Possible Thesis Topics with Oliver Schulte (December 2010)
These topics are in the area of statistical-relational learning, basically machine learning for relational databases. They are presented in descending order of my interest (roughly), so the one I'm keenest on is first. But I'm interested in all these topics and possibly others too, like relating learning to decision-making, planning, and game-playing.
- Inference with Bayes nets for relational data. I am working on a new approach to the difficult problem of how to do inference with Bayes nets when there are cyclic dependencies, as often happens with relational data. For example, suppose that the smoking of Jane predicts the smoking of Jack, which predicts the smoking of Cecile, which predicts the smoking of Jane, where Jack, Jane, and Cecile are all friends with each other. This is a great topic for a Ph.D. thesis, but requires mature math skills, specifically the ability to pursue mathematical conjectures and prove theorems.
- Link-based classification via combining probabilistic predictions from standard classifiers. This is a new way to upgrade standard classifier models for relational data. For instance, I would like to adapt decision trees and relevance vector machines for link-based classification. Relevance vector machines are a probabilistic version of support vector machines.
- Graphical Models for OLAP. On-line Analytic Processing is a mainstream tool for analyzing complex highly structured data, widely used in the database industry. An important part of the structure are hierarchies, like sales in Hamburg, which are part of sales in Germany, which are part of sales in Europe. I'm interested in developing and learning Bayes nets that can compactly represent statistical patterns at different levels of a hierarchy.
- Combining Bayes nets with recommendation systems. Nonnegative matrix factorization models are among the state-of-the-art methods for recommendation systems. They can be naturally represented as graphical models with latent variables. Typically the main focus is on building a latent variable analysis of the link/rating matrix. The methods we have developed so far deal with observed features, like gender, age, profession of users. The idea is to combine our methods with latent variable analysis to obtain a model of the correlations between observed and latent features.

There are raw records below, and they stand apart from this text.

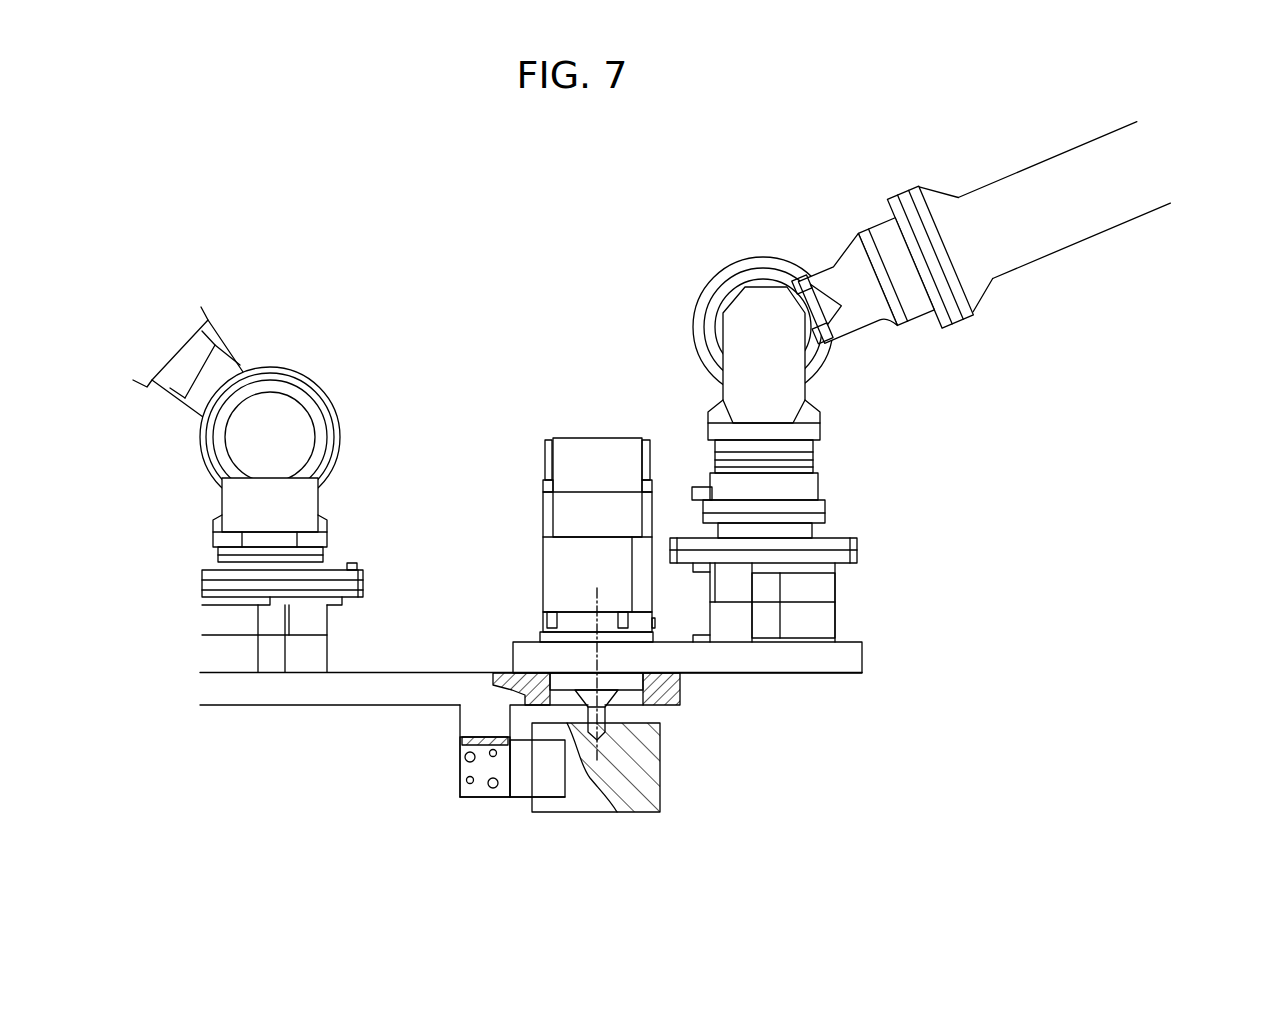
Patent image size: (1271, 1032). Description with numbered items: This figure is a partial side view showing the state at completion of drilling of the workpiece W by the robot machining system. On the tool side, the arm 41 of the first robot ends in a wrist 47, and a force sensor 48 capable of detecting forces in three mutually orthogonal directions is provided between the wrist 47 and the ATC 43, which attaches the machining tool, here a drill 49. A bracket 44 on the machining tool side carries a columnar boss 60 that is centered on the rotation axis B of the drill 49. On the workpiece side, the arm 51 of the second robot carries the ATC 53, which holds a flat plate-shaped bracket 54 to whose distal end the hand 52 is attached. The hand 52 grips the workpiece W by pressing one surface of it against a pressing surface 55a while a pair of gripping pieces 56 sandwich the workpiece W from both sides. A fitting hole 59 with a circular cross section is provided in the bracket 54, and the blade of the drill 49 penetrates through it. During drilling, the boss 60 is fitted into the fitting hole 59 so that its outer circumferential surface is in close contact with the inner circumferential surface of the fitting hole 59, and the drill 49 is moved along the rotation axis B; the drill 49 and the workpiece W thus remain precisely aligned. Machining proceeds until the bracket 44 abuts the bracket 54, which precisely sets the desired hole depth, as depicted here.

The arm 41 is at (1043, 160).
The ATC 43 is at (866, 606).
The bracket 44 is at (818, 675).
The wrist 47 is at (821, 428).
The force sensor 48 is at (820, 487).
The drill 49 is at (588, 714).
The arm 51 is at (201, 307).
The hand 52 is at (474, 808).
The ATC 53 is at (366, 617).
The bracket 54 is at (245, 706).
The pressing surface 55a is at (538, 776).
The gripping pieces 56 is at (522, 787).
The fitting hole 59 is at (635, 710).
The boss 60 is at (683, 688).
The workpiece W is at (645, 775).
The rotation axis B is at (593, 596).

- Bayes nets for ontologies, the semantic web, and description logic. Ontological hierarchies are essential, widely used structures in knowledge representation. Adding hierarchical information to web pages is a key part of the semantic web. The formal foundation for this is typically description logic. I would like to expand Bayes nets for relational structures to Bayes nets with ontologies, in the spirit of Koller and Pfeffer's P-Classic system. A very nice system for representing ontologies is Protege from Stanford and Manchester Universities. It has a plug-in for adding Bayes nets; a neat project would be to expand the plug-in so it learns a Bayes net for a given T-box and A-box.